Security mechanism for separating running programs in an effort to mitigate system failures or software vulnerabilities from spreading.
What are the major characteristics of ROOTKITS, POLYMORPHIC VIRUSES, AND ARMORED VIRUSES?
ROOTKITS - Hide other software installed on the system
POLYMORPHIC VIRUS - Change themselves often to avoid detection by antivirus software
ARMORED VIRUS - Use sophisticated techniques to hide themselves from virus detection mechanisms.
What is a BOTNET?
A collection of zombie computers used for malicious purposes, or a network of infected systems.
What is a ZOMBIE computer?
A computer connected to the Internet that has been compromised by a hacker, computer virus or Trojan horse program and can be used to perform malicious tasks of one sort or another under remote direction.

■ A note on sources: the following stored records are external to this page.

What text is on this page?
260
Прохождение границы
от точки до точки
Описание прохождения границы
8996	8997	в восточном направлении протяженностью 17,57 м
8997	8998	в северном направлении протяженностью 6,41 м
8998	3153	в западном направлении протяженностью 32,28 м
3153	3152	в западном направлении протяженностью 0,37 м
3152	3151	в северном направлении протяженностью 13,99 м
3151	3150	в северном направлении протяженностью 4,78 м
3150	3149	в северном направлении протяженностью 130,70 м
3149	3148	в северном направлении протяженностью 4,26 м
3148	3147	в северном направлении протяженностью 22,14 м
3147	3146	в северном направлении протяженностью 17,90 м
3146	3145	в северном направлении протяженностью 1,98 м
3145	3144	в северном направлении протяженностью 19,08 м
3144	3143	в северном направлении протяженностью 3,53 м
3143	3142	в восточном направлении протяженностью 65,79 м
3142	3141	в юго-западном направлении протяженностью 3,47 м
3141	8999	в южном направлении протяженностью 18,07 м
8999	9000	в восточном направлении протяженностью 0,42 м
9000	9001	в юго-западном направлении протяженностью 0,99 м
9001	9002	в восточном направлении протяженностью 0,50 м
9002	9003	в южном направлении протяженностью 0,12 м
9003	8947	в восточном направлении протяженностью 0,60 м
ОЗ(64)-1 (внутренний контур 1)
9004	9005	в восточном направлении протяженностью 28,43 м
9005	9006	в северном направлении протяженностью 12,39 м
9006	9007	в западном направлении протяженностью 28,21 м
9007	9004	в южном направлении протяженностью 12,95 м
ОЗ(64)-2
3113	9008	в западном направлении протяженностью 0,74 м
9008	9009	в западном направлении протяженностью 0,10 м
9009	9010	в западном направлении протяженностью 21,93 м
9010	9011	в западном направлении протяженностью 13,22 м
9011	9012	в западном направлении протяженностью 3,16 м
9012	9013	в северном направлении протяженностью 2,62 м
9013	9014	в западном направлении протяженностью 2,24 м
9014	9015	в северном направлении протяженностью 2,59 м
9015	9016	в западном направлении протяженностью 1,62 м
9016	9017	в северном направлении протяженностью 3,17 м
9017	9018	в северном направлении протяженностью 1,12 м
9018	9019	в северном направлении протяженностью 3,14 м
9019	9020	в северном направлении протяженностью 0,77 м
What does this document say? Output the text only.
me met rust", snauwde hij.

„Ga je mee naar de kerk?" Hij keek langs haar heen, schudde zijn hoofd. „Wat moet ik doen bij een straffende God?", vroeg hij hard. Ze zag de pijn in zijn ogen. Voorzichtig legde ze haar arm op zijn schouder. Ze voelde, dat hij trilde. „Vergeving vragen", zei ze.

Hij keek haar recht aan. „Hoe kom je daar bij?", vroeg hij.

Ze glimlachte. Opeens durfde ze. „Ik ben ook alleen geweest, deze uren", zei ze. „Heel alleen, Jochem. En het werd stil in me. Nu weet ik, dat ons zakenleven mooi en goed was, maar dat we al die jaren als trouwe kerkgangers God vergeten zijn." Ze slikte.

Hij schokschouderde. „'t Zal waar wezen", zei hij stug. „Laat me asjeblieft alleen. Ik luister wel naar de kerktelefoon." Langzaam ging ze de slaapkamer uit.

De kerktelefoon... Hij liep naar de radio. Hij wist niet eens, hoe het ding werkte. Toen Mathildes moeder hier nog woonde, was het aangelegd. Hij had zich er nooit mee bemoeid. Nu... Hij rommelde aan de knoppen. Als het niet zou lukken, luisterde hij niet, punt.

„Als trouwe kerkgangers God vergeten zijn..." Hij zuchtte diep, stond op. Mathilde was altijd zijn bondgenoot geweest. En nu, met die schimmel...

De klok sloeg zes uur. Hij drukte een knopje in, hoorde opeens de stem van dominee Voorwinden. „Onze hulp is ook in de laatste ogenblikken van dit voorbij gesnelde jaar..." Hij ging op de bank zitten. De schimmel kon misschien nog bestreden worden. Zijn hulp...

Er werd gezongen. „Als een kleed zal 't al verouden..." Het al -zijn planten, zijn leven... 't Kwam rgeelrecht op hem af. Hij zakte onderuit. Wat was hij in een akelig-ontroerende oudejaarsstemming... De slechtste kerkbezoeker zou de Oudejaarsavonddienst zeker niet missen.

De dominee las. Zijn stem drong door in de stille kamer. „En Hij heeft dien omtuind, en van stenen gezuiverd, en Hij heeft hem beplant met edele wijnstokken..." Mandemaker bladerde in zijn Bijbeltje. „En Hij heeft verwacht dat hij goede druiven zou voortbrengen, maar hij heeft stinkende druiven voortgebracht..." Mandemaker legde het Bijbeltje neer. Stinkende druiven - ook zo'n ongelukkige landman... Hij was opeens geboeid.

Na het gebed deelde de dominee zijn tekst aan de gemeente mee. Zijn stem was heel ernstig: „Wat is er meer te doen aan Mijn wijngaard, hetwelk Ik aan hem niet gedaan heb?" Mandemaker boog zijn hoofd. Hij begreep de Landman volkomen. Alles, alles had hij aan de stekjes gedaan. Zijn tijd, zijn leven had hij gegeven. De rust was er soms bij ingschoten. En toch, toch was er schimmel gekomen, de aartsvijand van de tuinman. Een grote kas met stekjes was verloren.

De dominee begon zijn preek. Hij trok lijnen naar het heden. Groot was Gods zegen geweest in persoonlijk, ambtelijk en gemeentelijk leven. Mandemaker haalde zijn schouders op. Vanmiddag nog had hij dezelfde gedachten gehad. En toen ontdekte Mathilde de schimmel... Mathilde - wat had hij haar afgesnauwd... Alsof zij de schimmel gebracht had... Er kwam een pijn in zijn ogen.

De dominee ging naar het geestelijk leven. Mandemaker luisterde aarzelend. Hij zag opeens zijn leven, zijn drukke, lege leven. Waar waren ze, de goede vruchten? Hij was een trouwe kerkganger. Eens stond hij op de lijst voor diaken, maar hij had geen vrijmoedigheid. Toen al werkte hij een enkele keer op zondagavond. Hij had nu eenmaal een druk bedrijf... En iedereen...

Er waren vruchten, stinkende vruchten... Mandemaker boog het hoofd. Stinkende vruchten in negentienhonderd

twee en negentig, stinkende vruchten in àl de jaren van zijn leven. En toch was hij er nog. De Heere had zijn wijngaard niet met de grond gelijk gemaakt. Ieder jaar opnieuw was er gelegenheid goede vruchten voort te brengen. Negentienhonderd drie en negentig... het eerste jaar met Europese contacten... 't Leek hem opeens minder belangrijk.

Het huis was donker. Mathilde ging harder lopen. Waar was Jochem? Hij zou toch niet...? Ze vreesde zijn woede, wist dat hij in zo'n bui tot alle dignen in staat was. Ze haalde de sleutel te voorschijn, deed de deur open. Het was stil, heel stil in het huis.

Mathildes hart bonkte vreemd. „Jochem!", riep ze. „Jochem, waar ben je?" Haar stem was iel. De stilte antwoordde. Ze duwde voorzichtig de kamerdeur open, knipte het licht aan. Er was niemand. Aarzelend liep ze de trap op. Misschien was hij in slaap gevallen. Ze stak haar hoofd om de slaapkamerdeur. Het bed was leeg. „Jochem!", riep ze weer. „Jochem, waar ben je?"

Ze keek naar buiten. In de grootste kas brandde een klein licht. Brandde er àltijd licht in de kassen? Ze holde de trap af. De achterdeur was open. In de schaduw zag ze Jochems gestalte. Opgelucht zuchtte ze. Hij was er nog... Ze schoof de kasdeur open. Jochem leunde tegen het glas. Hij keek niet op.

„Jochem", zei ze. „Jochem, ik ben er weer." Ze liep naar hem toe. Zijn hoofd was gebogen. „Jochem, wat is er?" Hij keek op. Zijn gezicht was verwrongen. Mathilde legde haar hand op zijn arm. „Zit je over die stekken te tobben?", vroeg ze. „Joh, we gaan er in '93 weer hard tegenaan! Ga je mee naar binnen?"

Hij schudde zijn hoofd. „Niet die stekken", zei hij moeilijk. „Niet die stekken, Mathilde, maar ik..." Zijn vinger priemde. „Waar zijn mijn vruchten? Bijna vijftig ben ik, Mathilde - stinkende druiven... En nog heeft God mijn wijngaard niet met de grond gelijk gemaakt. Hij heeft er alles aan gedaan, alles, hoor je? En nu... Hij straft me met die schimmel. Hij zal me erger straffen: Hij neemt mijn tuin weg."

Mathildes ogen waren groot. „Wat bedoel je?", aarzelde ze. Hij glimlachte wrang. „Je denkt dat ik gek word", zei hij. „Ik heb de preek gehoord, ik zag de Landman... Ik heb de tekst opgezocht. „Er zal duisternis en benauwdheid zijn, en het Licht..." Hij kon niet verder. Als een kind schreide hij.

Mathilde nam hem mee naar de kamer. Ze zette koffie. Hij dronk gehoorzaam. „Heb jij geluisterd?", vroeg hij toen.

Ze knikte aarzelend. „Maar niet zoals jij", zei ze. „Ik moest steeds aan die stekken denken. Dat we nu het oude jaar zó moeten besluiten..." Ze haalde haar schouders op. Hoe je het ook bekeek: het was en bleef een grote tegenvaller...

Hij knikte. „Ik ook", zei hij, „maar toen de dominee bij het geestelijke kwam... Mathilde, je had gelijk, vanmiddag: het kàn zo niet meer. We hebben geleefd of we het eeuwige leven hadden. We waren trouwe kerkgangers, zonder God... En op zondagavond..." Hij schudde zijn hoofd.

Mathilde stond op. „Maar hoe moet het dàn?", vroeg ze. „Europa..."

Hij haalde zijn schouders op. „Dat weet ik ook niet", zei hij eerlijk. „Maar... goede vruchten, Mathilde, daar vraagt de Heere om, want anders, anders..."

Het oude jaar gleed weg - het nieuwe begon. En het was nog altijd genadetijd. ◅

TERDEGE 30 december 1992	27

Most owners of zombies do not realize that they are being used in such a way.
How do hackers give orders to all the infected systems on the botnet?
Using indirect and redundant command and control mechanisms
Examples: Internet Relay Chat (IRC), Twitter accounts, peer-to-peer communication with the botnet itself
What are the 6 steps that lead to a system becoming part of a BOTNET?
1) System is infected with malware
2) The infected system becomes part of the botnet
3) The now infected system spreads the infection to other systems, increasing the size of the botnet.
4) The systems check in with the botnet owner through a command and control network in order to receive instructions
5) The infected systems then execute the instructions
6) After execution, the payload is delivered (Ex: delivering spam or conducting a DDoS attack)
What is a ZERO-DAY VULNERABILITY?
When a new vulnerability is discovered, but instead of sharing it with the vendor or the world, the researcher simply holds onto it and preserves the vulnerability as a secret weapon used to gain access to systems.
What is the WINDOW OF VULNERABILITY?
The time between when a new vulnerability is discovered and a patch is released for it.
What type of attacker is known to use attacks involving ZERO-DAY VULNERABILITIES?
Advanced Persistent Threats (APTs)
What is an Advanced Persistent Threat (APT)?
Highly skilled and well funded attackers, usually a military unit, government intelligence agency or other highly organized group carrying out a focused attack.